Buying A Home? Useful Tips To Help You Learn More About Each Home You Are Considering

Posted on: 13 November 2017


According to data compiled by the National Association of Realtors®, the average home listing price in 2016 was a whopping $412,222.94. While this number is only an average figure and not relevant to the myriad of real estate market areas across the nation that may reflect much different numbers, it is a very real reminder that buying a home is a large investment that should be taken very seriously. So it stands to reason that buyers should use every avenue available to find out as much about any home they are considering before moving forward with a purchase offer. 

Start with seller disclosures and listing information

Prospective buyers who take the time to carefully study each home's listing information and any available disclosure documents provided by the buyer can learn many things about each home they are considering. When doing this, make sure that you pay particular attention to any details that offer clues to the actual condition and repair history of the home, including: 

  • Dates and types of repairs and renovations
  • Ages of major systems and appliances
  • Mentions of fire, flood, or other serious damage

In addition to helping you better understand the home's history, this type of information can also be helpful when searching for additional information from other sources, like those available through public records. 

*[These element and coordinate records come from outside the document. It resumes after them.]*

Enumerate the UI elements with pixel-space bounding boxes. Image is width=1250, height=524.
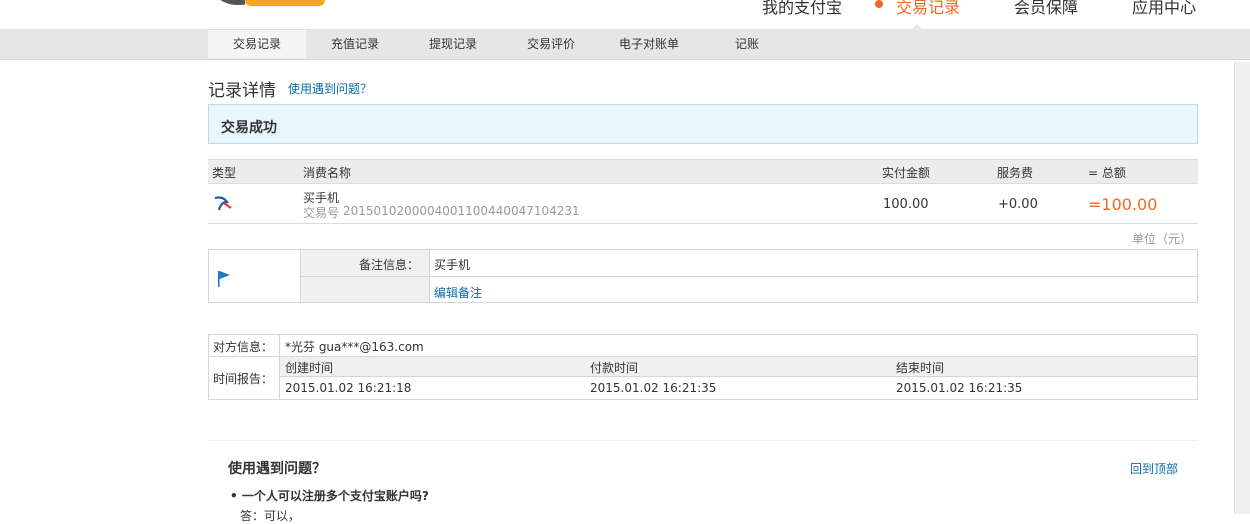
trade-no: 2015010200004001100440047104231 [343,204,580,218]
help-link[interactable]: 使用遇到问题？ [288,80,372,97]
counterparty-label: 对方信息： [213,340,274,354]
page-title: 记录详情 [208,81,276,101]
tab-e-statement[interactable]: 电子对账单 [600,30,698,58]
edit-remark-link[interactable]: 编辑备注 [434,284,482,301]
end-time-head: 结束时间 [896,361,945,375]
flag-icon [218,271,230,287]
col-name: 消费名称 [303,166,352,180]
tab-bookkeeping[interactable]: 记账 [698,30,796,58]
col-paid: 实付金额 [882,166,931,180]
alipay-logo[interactable] [205,0,325,8]
status-text: 交易成功 [221,120,277,136]
trade-table: 类型 消费名称 实付金额 服务费 = 总额 买手机 交易号 2015010200… [208,159,1198,224]
trade-no-label: 交易号 [303,206,340,220]
divider [301,276,1197,277]
created-time-head: 创建时间 [285,361,334,375]
divider [208,440,1198,441]
tab-withdraw-records[interactable]: 提现记录 [404,30,502,58]
faq-title: 使用遇到问题？ [228,461,326,477]
col-total: = 总额 [1088,166,1126,180]
faq-answer: 答：可以， [240,509,301,523]
faq-question[interactable]: • 一个人可以注册多个支付宝账户吗? [230,487,429,504]
tab-trade-reviews[interactable]: 交易评价 [502,30,600,58]
info-box: 对方信息： *光芬 gua***@163.com 时间报告： 创建时间 付款时间… [208,334,1198,400]
time-report-label: 时间报告： [213,372,274,386]
paid-time-head: 付款时间 [590,361,639,375]
total-amount: =100.00 [1088,195,1158,214]
nav-member-protection[interactable]: 会员保障 [1014,0,1078,18]
tab-trade-records[interactable]: 交易记录 [208,30,306,58]
top-header: 我的支付宝 交易记录 会员保障 应用中心 [0,0,1250,31]
status-banner: 交易成功 [208,104,1198,144]
time-report-header [280,357,1197,377]
back-to-top-link[interactable]: 回到顶部 [1130,460,1178,477]
nav-trade-records[interactable]: 交易记录 [896,0,960,18]
col-type: 类型 [212,166,237,180]
remark-flag-cell [209,250,301,302]
alipay-swallow-icon [214,196,232,211]
nav-app-center[interactable]: 应用中心 [1132,0,1196,18]
created-time-value: 2015.01.02 16:21:18 [285,381,412,395]
tab-recharge-records[interactable]: 充值记录 [306,30,404,58]
remark-label: 备注信息： [358,258,419,272]
remark-box: 备注信息： 买手机 编辑备注 [208,249,1198,303]
table-row: 买手机 交易号 2015010200004001100440047104231 … [208,183,1198,224]
trade-table-header: 类型 消费名称 实付金额 服务费 = 总额 [208,159,1198,183]
service-fee: +0.00 [998,197,1038,212]
paid-amount: 100.00 [883,197,929,212]
sub-nav: 交易记录 充值记录 提现记录 交易评价 电子对账单 记账 [0,30,1250,60]
nav-active-dot-icon [875,0,883,8]
end-time-value: 2015.01.02 16:21:35 [896,381,1023,395]
counterparty-value: *光芬 gua***@163.com [285,340,424,354]
col-fee: 服务费 [997,166,1034,180]
remark-value: 买手机 [434,258,471,272]
paid-time-value: 2015.01.02 16:21:35 [590,381,717,395]
unit-note: 单位（元） [1132,232,1193,246]
divider [209,356,280,357]
nav-my-alipay[interactable]: 我的支付宝 [762,0,842,18]
scrollbar[interactable] [1234,62,1250,514]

Search out more details through land and zoning records

Many buyers are not aware of the wealth of information that public land and zoning records can provide for most homes. To begin, contact your local recorder of deeds where you will be able to obtain copies of: 

  • Property deeds, including deeds of trust, quit claim deeds, and general warranty deeds
  • Plats and surveys
  • Information on subdivision covenants and restrictions
  • Records of legal actions involving the home, such as those relating to a foreclosure 

Since most county property records are filed by date for each address, using any dates noted in the disclosure documents can help you better focus your search. While a recorder of deeds will be able to provide copies of any records they have, for a nominal printing fee, they are not attorneys and will not be able to offer advice or opinions about any property you are seeking information on.

Once you have obtained all relevant records from your county recorder of deeds, the next place to look is at your local zoning office, if applicable. These offices typically keep records of building permit applications, actual permits issued, any inspections related to the permits, and zoning information, as well as any nuisance or non-compliance violations that may have been issued.